I have to be very clear on this; that proposition again is something the President could put forward to his colleague the other side. Yes, it is in the absolute interest of Nigeria to have such money brought back here. But the world, in my own experience, doesn’t just run like that. Is it also in the interest of the United States? Is it also in the interest of some of the European countries, whose financial institutions harbour these monies? Is it in their best interest to have such monies repatriated?

In some bizarre kind of ways, we might even play into their hands if we force them to freeze these monies in their economy. The process of repatriating them could be become so legalistic and too difficult, in which case, the money is trapped. It is possible, with appropriate collaboration, cooperation, patience, diplomatic appreciation and full time engagement, to persuade them to cooperate with us in recovering some of the funds taken away illegally.

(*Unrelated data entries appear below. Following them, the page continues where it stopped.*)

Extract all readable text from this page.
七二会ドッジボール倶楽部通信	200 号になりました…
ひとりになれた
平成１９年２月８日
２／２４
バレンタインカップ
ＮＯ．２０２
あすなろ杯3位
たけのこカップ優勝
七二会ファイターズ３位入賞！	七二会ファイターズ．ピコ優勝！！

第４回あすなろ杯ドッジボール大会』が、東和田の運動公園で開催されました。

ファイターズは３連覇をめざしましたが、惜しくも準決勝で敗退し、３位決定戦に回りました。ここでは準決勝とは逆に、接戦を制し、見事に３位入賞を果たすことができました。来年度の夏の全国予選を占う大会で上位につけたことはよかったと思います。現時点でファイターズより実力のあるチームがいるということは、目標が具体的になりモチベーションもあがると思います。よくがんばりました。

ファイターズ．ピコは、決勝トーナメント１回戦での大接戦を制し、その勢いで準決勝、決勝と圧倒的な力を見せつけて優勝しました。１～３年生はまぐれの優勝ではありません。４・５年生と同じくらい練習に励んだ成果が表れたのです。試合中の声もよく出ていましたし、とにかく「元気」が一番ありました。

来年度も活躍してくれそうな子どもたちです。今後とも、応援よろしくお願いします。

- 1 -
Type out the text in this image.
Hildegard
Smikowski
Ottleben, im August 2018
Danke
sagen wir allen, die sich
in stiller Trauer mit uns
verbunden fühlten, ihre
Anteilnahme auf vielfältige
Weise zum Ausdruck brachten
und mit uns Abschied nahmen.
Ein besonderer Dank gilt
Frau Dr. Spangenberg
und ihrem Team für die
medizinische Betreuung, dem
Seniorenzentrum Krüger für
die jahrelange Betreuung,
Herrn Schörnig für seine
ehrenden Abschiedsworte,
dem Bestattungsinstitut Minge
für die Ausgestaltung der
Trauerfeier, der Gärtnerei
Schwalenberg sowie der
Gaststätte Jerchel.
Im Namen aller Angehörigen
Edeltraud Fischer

What are your criteria for appointing foreign ministers?
Frankly, the President himself has clearly stipulated what he wants his ministers to look like. He is looking for men of integrity and I agree with him 100 percent; Nigeria needs men of integrity and character to be in government. The foreign ministry is the mirror of the world into our country and the one, who becomes the foreign minister, should not just be a person, who is knowledgeable in global affairs, but one who is intellectually and academically equipped or someone who had run a complex ministry like foreign affairs. He should also be a man of impeccable character. A man of great integrity and high moral standing. That is important.

What are the challenges of Nigerian missions abroad?
That is very old one. The challenges we face in our country is that somehow they remain constant and that is the pains of those who have to deal with these things. Take a look at the issue of corruption that we talk about, everybody talks about corruption, but I can tell you that since I was a child, corruption was part of the agenda that overthrew some governments. And since then every kingmaker has used corruption as one of the reasons, if not the principal reason for removing a government. And it goes on like that till today. It tells you that in other facet of our lives, like the issues of our foreign policy, the challenges remain the same. To just appoint anybody as a foreign minister, for instance, is a problem.